Donnerstag, 1. Januar 2009

Zwei Seiten

Geschäftiges Treiben und schwitzende Hände auf der einen Seite.
Den Blick immer fest auf die Aufgabe gerichtet.
Kein Blick durch das Gitter hinüber zur anderen Seite.
Beinahe als gäbe es sie gar nicht, als würde die Welt direkt am Zaun dort enden.

Fassungslose Blicke und vor Wut und Verzweiflung geballte Fäuste auf der anderen Seite.
Rufe hallen hinüber, schrill und spitz.
„Mörder!“ „Wortbrecher!“
Aber es ist als könnte kein Laut nach dort drüben dringen.

Das Schnarren der Kettensäge zerschneidet die Stille des Morgengrauens.
Sie ist zu hören auf beiden Seiten des Bauzauns.

Gehalten von groben und starken Händen, ganz oben auf einem Kran, dicht am Stamm der größten Platane.

Das Schreien und Toben auf der anderen Seite wird lauter.

Als der erste Ast von der mächtigen Krone getrennt auf den Boden knallt, verirrt sich ein Blick, von hoch oben vom Kran nach drüben, auf die andere Seite des Zauns.

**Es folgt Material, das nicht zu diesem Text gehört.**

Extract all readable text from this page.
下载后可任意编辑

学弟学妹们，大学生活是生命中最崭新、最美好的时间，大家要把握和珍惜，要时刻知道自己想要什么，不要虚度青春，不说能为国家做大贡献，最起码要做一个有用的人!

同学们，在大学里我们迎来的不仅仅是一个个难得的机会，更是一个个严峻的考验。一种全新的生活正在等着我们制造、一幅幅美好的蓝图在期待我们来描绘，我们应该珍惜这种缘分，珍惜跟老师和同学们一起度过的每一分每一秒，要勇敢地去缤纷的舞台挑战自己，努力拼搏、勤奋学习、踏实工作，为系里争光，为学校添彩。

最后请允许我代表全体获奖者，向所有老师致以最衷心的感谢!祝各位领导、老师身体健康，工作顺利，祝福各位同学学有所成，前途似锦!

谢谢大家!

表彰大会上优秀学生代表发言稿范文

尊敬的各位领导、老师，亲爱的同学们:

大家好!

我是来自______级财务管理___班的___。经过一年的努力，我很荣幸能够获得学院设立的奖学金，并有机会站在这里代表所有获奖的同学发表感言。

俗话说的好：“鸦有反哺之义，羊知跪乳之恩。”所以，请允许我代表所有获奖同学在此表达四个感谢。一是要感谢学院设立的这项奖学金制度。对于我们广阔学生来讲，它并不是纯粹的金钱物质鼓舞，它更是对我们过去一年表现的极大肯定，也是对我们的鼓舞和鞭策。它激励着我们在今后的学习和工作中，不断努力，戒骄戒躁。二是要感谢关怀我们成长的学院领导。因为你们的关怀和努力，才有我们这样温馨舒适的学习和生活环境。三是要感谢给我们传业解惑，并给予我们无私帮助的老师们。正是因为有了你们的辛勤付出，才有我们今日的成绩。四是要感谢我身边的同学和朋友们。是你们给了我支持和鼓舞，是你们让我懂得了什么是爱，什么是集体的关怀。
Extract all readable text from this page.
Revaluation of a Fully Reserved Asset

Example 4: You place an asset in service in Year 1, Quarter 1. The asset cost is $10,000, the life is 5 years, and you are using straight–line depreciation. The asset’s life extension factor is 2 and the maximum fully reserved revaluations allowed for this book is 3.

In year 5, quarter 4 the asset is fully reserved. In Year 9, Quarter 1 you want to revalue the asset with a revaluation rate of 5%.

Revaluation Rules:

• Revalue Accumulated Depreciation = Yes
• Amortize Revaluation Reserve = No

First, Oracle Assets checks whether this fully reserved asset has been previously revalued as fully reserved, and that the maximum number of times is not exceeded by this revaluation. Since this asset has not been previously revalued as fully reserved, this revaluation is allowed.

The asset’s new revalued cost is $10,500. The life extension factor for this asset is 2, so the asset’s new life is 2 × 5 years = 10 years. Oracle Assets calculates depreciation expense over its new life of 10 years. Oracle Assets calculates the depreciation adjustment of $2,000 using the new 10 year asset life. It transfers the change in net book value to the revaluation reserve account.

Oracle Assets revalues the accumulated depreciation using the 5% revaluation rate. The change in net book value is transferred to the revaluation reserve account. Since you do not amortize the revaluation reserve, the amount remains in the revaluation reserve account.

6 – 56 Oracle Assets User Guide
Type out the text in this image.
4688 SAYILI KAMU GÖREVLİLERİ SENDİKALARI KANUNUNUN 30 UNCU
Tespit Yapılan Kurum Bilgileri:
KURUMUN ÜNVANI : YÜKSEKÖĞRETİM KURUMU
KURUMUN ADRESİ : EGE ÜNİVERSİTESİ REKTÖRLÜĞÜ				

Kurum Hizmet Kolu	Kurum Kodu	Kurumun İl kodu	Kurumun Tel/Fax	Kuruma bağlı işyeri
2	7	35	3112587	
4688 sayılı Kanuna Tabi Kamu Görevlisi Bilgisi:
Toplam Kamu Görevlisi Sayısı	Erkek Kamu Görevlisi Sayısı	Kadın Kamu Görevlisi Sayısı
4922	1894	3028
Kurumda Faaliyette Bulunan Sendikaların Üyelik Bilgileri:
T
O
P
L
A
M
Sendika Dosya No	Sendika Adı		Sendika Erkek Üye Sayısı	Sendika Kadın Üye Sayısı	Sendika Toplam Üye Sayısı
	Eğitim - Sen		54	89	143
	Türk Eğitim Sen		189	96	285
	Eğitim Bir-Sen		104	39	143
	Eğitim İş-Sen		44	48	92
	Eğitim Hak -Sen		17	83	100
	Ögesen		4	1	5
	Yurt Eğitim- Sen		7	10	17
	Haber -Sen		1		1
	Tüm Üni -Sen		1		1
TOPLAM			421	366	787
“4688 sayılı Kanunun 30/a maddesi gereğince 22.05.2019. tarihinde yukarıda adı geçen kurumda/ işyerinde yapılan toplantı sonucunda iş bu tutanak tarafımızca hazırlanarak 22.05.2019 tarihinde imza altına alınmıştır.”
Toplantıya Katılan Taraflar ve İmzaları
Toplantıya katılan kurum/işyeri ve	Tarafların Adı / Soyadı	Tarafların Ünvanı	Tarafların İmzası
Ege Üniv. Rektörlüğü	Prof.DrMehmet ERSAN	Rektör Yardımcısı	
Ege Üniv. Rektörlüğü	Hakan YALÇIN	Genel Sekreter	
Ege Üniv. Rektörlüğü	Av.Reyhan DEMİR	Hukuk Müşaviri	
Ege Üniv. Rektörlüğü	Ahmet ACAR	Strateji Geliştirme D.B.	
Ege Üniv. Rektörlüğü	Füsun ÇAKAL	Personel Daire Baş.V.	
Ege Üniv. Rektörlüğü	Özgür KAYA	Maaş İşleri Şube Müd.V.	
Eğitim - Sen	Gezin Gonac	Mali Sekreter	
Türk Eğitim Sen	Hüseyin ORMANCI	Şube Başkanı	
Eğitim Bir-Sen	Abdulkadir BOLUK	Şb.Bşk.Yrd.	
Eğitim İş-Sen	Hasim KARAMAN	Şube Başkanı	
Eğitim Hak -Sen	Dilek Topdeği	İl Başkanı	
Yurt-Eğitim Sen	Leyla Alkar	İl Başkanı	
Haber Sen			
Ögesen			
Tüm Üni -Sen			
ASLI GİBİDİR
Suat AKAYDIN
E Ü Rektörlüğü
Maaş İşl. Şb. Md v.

Der Blick sieht vorbei an der wütenden, tobenden Menge. Doch bevor er sich im Nichts verlieren und wieder umkehren kann bleibt er hängen.
Er sieht in ein stilles Gesicht, dessen Augen, wie in einem stummen Gespräch fest auf den großen und schönen Baum geheftet sind.
Er sieht die Tränen, die unaufhaltsam das Gesicht hinablaufen, kann sich nicht abwenden von den Augen, die ungläubig und verzweifelt auf den Baum geheftet sind.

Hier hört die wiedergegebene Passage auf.